According to Book-It publicist Patricia Britton, the teaching opportunity came up suddenly for Tiencken, who hails from Charleston. Though there was discussion about her taking an open-ended leave from the theater and returning at some point, said Britton, the Book-It board of directors and Tiencken agreed it would be a better transition for the company (which heads into its 25th season this fall) to seek a new manager.
Book-It is known for its agile adaptations of classic and modern literature, most recently Michael Chabon's "The Amazing Adventures of Kavalier & Clay."
“If I thought for a minute that my leaving would hamper the company’s celebration of its quarter century mark, I couldn’t do it," said Tiencken in a written statement, " but Book-It is strong; we have an excellent staff, and inspired leadership on the board of directors. I have wanted to dive into the academic waters for some time, and the stars have aligned to make it possible for my husband and me to do that.”
In addition to her Book-It duties, Tiencken has served as president of the board of Theatre Puget Sound, on the board for Pat Graney Dance Company, and on granting panels for Washington State Arts Commission and 4Culture.
Book-It is now seeking an interim managing director for its nonprofit operation. After that person is in place, it will mount a broader search for a new manager. More information: www.book-it.org.
After 11 years in its Denny Triangle location, Woodside/Braseth Gallery will move to a new site in late September. Denny Triangle, of course, is a white-hot real estate market, and Woodside/Braseth is surrounded by high-rises on the rise. (The gallery’s home, a building owned by Cornish College of the Arts, recently sold for $16 million.) Gallery owner John Braseth wisecracks that he pointedly avoided looking at any low-rise structures for his new location, since they’re most vulnerable to demolition and redevelopment.

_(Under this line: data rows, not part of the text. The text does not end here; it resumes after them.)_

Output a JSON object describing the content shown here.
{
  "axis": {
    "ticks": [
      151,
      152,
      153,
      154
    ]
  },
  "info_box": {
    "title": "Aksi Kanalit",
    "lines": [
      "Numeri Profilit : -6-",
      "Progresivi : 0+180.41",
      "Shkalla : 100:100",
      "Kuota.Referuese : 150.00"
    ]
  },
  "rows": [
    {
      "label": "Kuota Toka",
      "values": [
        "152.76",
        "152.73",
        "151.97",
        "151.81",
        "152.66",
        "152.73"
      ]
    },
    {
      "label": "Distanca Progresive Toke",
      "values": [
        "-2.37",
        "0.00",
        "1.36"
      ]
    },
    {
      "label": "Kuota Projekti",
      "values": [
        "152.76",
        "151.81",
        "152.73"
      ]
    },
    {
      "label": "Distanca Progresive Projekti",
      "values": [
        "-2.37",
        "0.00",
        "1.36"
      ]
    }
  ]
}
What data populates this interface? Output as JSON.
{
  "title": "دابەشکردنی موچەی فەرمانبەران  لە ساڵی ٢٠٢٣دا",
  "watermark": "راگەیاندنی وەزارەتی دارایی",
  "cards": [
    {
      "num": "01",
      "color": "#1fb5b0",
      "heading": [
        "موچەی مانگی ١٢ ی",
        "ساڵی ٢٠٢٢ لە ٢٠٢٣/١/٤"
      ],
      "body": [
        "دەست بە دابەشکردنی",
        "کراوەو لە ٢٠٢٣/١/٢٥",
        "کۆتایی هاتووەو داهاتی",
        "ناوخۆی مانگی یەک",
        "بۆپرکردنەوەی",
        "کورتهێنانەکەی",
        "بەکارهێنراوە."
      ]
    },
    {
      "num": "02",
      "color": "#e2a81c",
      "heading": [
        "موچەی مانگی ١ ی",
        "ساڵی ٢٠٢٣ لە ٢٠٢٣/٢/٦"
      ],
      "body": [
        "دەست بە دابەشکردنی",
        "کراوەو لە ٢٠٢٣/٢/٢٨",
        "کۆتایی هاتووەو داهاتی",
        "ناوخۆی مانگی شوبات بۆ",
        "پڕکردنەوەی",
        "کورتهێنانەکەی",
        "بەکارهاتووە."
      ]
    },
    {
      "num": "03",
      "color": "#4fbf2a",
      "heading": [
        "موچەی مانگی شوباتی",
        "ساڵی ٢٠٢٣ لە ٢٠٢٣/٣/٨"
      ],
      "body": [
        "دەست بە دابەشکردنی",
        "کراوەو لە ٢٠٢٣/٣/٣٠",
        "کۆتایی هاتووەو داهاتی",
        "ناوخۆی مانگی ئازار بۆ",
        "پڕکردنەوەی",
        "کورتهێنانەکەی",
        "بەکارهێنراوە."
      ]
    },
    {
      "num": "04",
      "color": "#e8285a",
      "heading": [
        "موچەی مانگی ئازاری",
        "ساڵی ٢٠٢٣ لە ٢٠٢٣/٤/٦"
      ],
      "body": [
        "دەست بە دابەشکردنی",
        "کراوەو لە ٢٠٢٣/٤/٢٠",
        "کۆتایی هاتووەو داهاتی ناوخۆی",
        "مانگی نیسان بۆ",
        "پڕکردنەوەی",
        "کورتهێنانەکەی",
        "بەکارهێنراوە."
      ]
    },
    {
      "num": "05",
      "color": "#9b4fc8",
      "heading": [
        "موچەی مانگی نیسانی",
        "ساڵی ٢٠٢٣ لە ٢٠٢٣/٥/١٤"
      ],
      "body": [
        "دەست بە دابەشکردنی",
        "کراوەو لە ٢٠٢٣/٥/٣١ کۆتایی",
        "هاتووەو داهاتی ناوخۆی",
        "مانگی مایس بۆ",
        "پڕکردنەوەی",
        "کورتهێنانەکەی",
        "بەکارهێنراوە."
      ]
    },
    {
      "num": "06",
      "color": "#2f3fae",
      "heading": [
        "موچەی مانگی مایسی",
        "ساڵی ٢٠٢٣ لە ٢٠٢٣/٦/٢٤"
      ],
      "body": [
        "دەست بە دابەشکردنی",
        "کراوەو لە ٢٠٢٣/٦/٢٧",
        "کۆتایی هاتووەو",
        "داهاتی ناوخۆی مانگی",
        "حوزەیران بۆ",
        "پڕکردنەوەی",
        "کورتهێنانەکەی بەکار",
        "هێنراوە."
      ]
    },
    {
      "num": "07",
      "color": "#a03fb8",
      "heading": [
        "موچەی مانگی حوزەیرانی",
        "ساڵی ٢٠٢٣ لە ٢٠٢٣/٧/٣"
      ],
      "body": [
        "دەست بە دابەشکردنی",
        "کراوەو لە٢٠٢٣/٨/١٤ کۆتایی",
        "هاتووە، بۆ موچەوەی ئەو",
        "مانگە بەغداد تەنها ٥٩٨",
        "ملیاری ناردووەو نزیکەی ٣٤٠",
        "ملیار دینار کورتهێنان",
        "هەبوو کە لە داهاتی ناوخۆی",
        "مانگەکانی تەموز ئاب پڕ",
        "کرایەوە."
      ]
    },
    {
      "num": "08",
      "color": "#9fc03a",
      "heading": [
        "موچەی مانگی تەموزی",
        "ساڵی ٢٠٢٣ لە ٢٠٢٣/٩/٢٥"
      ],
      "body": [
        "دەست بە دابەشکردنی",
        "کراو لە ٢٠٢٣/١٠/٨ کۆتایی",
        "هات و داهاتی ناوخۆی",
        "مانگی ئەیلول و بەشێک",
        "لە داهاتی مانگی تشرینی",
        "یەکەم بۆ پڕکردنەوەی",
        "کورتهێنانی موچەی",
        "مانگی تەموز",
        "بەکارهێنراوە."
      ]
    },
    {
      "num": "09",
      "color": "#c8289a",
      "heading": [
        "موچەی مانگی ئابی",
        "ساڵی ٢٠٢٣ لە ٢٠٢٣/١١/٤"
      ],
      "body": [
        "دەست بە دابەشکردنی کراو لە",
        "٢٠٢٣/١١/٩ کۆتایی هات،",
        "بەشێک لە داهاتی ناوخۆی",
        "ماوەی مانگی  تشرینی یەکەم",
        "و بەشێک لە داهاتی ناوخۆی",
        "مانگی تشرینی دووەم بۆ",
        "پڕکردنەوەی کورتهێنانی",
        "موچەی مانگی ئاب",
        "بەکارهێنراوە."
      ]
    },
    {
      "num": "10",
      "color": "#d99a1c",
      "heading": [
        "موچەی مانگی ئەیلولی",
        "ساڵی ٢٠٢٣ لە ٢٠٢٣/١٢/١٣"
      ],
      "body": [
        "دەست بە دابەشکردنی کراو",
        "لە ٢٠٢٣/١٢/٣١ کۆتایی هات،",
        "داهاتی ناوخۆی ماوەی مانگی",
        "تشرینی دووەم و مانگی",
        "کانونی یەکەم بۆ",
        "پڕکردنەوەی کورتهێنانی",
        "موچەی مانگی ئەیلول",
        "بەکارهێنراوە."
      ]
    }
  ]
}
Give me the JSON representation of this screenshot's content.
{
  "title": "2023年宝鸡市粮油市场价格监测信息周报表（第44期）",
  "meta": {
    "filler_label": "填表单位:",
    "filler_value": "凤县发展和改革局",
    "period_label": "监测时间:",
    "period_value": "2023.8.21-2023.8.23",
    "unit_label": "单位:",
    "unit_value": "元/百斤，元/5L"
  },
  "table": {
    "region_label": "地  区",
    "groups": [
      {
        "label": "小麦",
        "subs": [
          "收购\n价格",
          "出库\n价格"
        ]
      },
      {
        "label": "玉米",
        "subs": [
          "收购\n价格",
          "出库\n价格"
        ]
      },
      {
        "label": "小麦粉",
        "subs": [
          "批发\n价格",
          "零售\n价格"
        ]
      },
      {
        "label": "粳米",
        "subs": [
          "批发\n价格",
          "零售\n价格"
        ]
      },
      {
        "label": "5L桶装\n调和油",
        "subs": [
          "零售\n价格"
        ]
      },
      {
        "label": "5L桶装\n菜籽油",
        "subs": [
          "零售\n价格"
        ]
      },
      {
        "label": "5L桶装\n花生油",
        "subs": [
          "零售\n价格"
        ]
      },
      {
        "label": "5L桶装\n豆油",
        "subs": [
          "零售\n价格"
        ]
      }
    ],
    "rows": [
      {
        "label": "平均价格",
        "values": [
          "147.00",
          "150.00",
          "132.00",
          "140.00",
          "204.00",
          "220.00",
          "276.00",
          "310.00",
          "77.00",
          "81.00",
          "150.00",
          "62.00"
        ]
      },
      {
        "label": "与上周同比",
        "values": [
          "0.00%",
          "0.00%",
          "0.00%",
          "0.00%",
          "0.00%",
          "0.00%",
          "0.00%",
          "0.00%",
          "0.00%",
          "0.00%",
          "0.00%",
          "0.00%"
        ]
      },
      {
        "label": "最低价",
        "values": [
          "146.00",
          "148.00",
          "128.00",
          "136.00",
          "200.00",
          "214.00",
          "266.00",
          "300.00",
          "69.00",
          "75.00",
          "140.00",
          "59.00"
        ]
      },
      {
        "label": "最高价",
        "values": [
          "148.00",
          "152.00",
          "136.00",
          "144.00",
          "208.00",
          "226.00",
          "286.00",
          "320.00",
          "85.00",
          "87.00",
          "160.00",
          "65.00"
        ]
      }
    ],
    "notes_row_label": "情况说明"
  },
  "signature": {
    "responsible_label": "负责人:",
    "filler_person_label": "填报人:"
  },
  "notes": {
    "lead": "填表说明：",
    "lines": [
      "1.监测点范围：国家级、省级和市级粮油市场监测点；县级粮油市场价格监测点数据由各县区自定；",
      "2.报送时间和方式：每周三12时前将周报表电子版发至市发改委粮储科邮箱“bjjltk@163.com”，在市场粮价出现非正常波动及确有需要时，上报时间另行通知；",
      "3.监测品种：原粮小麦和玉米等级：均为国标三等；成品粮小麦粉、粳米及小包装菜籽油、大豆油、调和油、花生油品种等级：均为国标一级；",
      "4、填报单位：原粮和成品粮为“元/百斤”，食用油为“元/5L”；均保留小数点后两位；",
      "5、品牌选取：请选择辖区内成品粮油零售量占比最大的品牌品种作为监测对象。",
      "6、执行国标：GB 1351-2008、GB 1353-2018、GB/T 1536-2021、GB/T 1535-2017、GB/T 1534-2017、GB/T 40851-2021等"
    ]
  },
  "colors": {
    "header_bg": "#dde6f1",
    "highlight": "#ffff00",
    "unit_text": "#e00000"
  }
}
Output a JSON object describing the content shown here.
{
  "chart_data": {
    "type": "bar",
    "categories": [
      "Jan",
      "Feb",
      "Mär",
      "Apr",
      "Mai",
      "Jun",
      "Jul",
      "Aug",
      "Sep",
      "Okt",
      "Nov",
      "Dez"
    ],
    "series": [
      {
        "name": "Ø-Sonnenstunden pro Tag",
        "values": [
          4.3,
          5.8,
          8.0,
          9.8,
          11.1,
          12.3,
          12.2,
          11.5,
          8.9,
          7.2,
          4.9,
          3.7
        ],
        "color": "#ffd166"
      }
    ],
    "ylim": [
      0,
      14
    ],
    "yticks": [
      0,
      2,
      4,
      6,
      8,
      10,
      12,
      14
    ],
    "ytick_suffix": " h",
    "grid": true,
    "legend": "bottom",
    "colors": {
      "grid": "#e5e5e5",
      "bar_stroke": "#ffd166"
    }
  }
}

His new home, 1201 Western Ave., at the base of Harbor Steps, is a 12-story building. Near Pike Place Market and the waterfront, it has more of an old Seattle flavor, Braseth feels, than the “office park” look and atmosphere of Denny Triangle and South Lake Union these days.
“The Visionaries of the Pacific Northwest Revisited,” currently on show at Woodside/Braseth, runs through Aug. 20 and will be the last exhibit at 2101 Ninth Avenue address. Braseth hopes the Western Avenue location, which will reopen with a group show featuring all the artists represented by Woodside/Braseth, will be the gallery’s last home. He’s been in the business 37 years and hopes to wrap things up when he hits the half-century mark.
Headed east later this month? If you're passing through Goldendale in Klickitat County at the right time, you can waltz right in to the Maryhill Museum of Art for free. During the weekend of July 19-20, residents of King, Snohomish and Whatcom counties (among others) can show a driver's license and skip the usual $9 adult admission fee. Also on July 19 -- and also free -- the museum will host "A Midsummer Night's Dream," performed by the Portland Actors Ensemble. While inside the museum, you can browse sculpture by James Lee Hansen, a collection of cartoons from The New Yorker magazine (and lesser-known pieces of the artists' portfolios) and "Maryhill Favorites: The Female Form."
This blog post is a two-fer: It consists of things to see AND do. Yeah, it's hot, yeah, we know. ArtsPage HQ's motto is (one of our many mottoes) that it's never "too" anything to get out and look at great art.
From theater critic Misha Berson: Seattle Musical Theatre has appointed local director and producer Roy Arauz as its new artistic director. Arauz brings wide experience as a theater artist, manager and dancer-choreographer to the longstanding company, which mounts revivals of well-known musicals at its venue in Magnuson Park. Arauz has worked in various capacities for such local companies as ArtsWest, SecondStory Repertory, Redwood Theatre and Studio East, and has choreographed or directed such classic musicals as "Annie," "The Music Man" and "Fiddler on the Roof." Recently he has also staged plays for Arouet, a fringe drama group he founded and has led since 2009.